Anti-Trump Riots and the World Gone Crazy… or Not

When truly pressed to find some optimism in all the garbage of current events, I’ve sometimes fallen back to pointing out that there really isn’t anything new.  We’ve seen these pissant thugs before; they’re part of the ebb and flow of history.  It’s not pleasant when they’re surging, and it’s especially irksome when the mainstream media and (more importantly) people with whom we disagree, philosophically, but whom we respect, can’t muster a strong denunciation of those who would beat us senseless, if given the chance.

But thems the games.  It falls to us to decide whether we’re for principle or for temporary victory.  We have to decide on the threshold at which prudence means breaking the other guy’s nose so that the civilized conversation can continue.  And decide that we haven’t gotten there, yet.

Here’s a mild anecdote, with the juicy details drained because the main characters deserve respect as people in my life:  Recently, at a children’s soccer game,  I was one of several fathers who held back a peer from throwing punches on the sidelines.  A father from the one team had called another guy’s wife a name, after some comments about the state of play on the field, and those turned out to be fighting words.

These things happen when parents become invested in their children’s activities and two individuals decline to deescalate.  What really struck me about the incident was some of the subsequent commentary from eminently respectable bystanders who suggested that one couldn’t blame the held-back husband for his readiness to punch some guy for saying something about his wife.  These are people I would have expected to understand that there are words, and then there’s violence.  If somebody uses words to call you uncivilized and you react by breaking his jaw, you aren’t exactly disproving his thesis.

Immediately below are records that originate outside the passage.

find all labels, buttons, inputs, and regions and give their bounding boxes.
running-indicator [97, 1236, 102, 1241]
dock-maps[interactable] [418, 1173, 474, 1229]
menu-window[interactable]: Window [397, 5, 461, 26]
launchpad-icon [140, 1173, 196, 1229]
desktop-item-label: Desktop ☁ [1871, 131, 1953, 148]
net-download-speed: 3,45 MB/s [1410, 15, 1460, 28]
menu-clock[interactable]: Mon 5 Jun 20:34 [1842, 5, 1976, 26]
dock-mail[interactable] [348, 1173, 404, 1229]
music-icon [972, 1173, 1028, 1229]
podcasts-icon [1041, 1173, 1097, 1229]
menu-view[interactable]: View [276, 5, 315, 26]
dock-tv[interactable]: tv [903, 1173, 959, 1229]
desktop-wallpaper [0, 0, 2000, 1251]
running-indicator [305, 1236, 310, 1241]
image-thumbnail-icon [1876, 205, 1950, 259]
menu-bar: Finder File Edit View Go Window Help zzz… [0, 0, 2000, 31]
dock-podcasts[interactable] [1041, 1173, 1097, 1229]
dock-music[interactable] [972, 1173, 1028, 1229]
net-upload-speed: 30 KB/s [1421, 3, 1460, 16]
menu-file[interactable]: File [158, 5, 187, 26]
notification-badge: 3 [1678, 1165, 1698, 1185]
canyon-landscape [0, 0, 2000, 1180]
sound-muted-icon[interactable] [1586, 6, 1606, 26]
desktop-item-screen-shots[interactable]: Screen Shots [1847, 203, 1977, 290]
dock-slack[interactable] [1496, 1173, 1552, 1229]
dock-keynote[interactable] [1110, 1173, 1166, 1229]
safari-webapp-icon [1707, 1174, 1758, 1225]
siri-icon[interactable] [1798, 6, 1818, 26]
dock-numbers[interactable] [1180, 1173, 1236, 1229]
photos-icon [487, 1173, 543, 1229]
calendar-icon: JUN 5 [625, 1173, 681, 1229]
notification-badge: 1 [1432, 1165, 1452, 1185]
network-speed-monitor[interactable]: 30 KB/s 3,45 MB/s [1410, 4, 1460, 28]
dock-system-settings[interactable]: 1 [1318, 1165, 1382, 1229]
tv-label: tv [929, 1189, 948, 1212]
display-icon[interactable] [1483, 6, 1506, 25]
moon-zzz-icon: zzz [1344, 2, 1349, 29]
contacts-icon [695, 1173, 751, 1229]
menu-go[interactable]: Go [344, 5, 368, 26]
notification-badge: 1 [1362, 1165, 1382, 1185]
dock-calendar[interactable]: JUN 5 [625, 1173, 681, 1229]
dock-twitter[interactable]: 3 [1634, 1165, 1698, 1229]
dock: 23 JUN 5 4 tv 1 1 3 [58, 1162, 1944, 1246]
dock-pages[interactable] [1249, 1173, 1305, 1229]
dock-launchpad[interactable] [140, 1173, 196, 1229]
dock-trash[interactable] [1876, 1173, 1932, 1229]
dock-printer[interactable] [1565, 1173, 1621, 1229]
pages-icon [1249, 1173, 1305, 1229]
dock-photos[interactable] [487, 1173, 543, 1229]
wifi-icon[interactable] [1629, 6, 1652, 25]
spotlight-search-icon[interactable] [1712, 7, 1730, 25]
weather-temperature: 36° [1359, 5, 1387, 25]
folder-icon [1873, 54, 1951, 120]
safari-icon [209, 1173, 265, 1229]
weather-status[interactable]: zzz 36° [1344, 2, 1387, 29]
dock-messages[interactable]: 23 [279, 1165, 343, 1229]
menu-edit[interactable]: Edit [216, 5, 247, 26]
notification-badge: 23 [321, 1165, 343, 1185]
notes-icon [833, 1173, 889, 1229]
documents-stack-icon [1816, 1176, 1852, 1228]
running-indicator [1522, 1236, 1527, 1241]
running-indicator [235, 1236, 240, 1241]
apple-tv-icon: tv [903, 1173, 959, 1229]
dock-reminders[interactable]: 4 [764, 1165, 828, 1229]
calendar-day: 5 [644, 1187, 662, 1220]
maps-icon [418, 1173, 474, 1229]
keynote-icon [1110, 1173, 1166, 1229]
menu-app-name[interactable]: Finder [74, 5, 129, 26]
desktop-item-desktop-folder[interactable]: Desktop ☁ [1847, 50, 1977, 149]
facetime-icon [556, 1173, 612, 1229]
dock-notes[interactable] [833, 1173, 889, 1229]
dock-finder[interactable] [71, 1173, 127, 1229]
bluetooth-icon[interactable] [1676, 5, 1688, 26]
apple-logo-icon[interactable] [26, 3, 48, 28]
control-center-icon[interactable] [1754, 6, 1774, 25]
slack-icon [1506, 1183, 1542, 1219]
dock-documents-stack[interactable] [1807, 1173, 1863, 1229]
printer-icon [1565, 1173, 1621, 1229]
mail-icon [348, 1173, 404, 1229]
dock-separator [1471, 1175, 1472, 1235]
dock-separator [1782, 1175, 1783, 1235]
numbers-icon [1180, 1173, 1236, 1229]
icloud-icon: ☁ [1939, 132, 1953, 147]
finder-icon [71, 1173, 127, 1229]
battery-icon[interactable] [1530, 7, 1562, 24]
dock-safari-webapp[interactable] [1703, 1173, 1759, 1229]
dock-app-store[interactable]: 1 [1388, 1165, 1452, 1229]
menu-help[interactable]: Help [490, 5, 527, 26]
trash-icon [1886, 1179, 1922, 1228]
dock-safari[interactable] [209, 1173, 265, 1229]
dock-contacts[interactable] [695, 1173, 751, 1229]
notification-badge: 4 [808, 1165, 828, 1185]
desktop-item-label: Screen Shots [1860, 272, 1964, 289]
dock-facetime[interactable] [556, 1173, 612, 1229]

I raise this anecdote in the context of a post by Ace, which Kurt Schlichter characterizes (erroneously) as “deal[ing] the pain”:

The online conservative (?) commentariat is ghettoizing itself further and further from mainstream opinion, and convincing itself more and more as it self-selects down to tiny numbers that it is a Vital Remnant of Goodness and Good Sense in an increasingly ugly and stupid world.

Ace’s complaint is that “the online conservative (?) commentariat” [question mark his] didn’t rouse itself, to a man, to denounce Left-wing violence.  Really?  For what audience does Ace believe we’re writing?  This is silly “stand up and be counted” stuff that is better left to the Left.  Does it change our moment in history if only two of a half dozen (or whatever) regular daily articles on NRO attempt to say something interesting about the all-too-predictable street violence that goes with progressivism?

One gets the sense — and I may be wrong on this — that some people in the online conservative commentariat are like the parents on the sidelines in a children’s soccer game, itching for a signal that the rules no longer apply.  The Left engages in political violence, and we on the Right understand that to be common, assess our reactions so as not to be drawn into a political whipsaw, and (yes) balance our time writing commentary against our other interests and things going on in our lives as individuals.

If that doesn’t satisfy you, perhaps you’re too anxious for some reason to throw your full support behind an unfit candidate for president.  Maybe (to be less incendiary) you’re too keen to unite your long-time allies behind the position that you currently hold.  Either way, it seems to me, you’re looking for a reason that the rules no longer apply over here on the sidelines.

Maybe it isn’t “an increasingly ugly and stupid world.”  Maybe it’s just the world.  Are a few thrown punches at “protests” really all that much worse than the abuses we’ve seen with the IRS, with ObamaCare regulation, with government forcing small Christian business to give money to people offended that they didn’t want to participate in their events, and with any number of other indications that our governing system is not currently what it was designed to be?  If you’re looking for prescribed denunciations of the opposition, what is it you really want, if not an excuse to escalate and throw some punches?

Pull out the brass knuckles, if you insist, in order to get the aforementioned candidate into the power of the presidency (now enlarged, thanks to a guy for whom we share contempt).  I’ll remain unconvinced that their hesitance to endorse that development proves that intellectuals are not fulfilling their role in our movement and our society.